According to trial testimony, on the evening of September 21 and the early morning hours of September 22, 2013, Hightower traveled from West Baltimore to East Baltimore County in the area of Wutoh’s home.  According to testimony at Hightower’s trial, at approximately 2:45 a.m., Matthew Hightower walked up to the driveway of the house where Wutoh was staying and shot seven times through the window at Wutoh, who was asleep on the couch in the living room. Wutoh was shot in the arm, leg, and head, killing him almost instantly. Then Hightower fled the scene. According to the evidence presented in court, moments later, Hightower answered a phone call on a phone he used, but had registered in another person’s name. Records showed the phone was located in close proximity to the house where Wutoh was murdered. Hightower was subsequently interviewed by investigators, and he denied being “anywhere” in the vicinity of the murder. Several weeks later, Crawford asked an associate of Wutoh questions about Wutoh’s will.  

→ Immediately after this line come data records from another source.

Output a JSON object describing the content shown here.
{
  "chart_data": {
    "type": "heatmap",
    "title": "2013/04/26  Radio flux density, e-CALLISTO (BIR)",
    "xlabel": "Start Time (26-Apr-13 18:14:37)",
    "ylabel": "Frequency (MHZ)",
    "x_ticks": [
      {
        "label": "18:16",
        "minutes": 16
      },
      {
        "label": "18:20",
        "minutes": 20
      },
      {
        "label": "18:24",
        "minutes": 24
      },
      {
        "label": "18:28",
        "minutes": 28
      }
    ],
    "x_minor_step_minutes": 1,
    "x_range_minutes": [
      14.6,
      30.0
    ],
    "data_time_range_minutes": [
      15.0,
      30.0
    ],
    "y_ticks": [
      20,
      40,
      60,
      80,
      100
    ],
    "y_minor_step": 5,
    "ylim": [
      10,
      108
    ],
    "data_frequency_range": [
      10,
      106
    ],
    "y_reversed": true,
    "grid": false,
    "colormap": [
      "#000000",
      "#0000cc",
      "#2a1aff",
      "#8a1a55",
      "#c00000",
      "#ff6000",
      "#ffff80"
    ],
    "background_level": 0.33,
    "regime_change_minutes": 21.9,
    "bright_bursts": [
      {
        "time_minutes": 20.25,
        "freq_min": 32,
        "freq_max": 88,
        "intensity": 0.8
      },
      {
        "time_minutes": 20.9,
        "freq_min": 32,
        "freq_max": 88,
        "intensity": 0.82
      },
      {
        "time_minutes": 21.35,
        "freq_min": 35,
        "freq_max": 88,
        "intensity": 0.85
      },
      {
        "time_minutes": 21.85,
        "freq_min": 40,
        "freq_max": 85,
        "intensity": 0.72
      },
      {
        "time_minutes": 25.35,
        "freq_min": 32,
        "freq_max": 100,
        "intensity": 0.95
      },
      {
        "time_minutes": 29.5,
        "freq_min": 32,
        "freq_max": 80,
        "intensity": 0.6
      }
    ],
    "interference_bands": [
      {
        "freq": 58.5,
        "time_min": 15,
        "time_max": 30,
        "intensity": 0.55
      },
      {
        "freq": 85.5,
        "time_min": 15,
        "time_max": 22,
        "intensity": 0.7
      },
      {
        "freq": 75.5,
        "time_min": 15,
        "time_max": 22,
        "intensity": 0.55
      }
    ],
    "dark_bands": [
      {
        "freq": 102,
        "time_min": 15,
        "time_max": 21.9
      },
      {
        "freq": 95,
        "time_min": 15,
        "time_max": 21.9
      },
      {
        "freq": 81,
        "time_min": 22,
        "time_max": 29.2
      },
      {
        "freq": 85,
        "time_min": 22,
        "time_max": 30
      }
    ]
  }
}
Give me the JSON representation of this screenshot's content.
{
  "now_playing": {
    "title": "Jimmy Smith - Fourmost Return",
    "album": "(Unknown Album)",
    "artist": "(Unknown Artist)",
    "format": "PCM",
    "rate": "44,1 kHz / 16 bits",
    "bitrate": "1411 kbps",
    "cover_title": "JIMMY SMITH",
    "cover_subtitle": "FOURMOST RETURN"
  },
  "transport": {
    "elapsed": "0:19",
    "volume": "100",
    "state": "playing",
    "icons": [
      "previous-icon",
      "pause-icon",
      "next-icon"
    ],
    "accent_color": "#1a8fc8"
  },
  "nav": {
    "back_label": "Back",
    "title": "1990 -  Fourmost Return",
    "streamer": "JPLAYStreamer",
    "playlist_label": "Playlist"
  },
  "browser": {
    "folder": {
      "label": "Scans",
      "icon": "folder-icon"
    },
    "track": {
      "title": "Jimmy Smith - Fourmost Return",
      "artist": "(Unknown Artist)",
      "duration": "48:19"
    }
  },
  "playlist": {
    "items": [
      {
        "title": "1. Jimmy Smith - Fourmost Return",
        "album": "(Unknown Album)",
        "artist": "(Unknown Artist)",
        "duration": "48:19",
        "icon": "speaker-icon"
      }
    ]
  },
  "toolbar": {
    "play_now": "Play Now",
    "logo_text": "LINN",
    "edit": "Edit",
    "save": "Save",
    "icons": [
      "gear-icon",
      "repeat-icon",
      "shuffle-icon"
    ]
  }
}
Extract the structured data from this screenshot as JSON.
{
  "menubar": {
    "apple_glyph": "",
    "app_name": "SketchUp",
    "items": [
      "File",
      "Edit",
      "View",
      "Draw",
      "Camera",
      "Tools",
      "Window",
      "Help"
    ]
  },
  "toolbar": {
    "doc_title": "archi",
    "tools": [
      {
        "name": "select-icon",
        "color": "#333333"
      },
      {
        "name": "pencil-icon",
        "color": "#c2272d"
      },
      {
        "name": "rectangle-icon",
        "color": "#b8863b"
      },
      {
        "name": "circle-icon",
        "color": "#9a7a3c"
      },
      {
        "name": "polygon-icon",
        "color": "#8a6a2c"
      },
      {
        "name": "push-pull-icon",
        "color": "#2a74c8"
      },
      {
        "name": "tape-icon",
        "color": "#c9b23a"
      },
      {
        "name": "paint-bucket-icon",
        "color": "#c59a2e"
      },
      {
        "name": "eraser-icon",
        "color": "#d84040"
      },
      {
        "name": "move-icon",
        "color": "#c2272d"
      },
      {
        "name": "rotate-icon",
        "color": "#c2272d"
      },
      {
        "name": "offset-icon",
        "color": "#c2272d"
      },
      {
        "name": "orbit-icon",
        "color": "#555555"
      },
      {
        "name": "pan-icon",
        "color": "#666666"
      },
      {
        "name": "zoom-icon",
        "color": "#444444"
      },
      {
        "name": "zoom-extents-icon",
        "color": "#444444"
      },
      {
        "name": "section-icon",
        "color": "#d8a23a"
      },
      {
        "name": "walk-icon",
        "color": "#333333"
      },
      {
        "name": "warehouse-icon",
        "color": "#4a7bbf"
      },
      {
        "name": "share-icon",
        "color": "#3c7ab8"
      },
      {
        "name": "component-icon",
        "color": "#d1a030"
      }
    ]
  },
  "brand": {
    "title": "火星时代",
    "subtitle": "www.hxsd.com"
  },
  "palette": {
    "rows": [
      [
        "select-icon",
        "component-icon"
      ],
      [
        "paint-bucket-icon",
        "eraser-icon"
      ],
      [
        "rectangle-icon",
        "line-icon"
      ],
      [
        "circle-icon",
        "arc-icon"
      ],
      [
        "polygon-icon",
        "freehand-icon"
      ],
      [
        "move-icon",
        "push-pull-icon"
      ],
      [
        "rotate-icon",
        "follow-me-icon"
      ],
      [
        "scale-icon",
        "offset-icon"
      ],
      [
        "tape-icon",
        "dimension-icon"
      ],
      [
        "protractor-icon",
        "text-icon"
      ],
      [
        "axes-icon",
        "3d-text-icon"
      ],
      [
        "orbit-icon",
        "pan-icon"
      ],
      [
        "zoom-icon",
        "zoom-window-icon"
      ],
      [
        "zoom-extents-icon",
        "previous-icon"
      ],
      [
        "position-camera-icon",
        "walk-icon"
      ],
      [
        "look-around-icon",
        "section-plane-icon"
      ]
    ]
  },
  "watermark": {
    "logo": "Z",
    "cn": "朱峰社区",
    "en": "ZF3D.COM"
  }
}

On November 22, 2016, Harry Crawford, age 56, of Baltimore, pleaded guilty to: collection of a debt by extortionate means from victim David Wutoh; conspiracy to commit health care fraud in connection with schemes to defraud Medicaid and other health benefit programs of more than $1.2 million; and conspiracy to defraud the United States, for not reporting income from the health care fraud scheme on his taxes, resulting in over $125,000 in taxes owed. Judge Garbis scheduled sentencing for Crawford on March 28, 2017, at 11:30 a.m.  Crawford is released under the supervision of U.S. Pretrial Services.

Hightower and co-defendant Elma Myles, age 52, of Baltimore, are scheduled to go to trial on charges related to the health care fraud scheme on January 23, 2017.  Hightower remains detained.

United States Attorney Rod J. Rosenstein commended the HHS-OIG, IRS, and Baltimore County Police Department for their work in the investigation, and thanked the Maryland Attorney General’s Office Medicaid Fraud Control Unit for its assistance.  Mr. Rosenstein thanked Assistant U.S. Attorneys Aaron S.J. Zelinsky, Judson T. Mihok, and Sandra Wilkinson, who are prosecuting the case.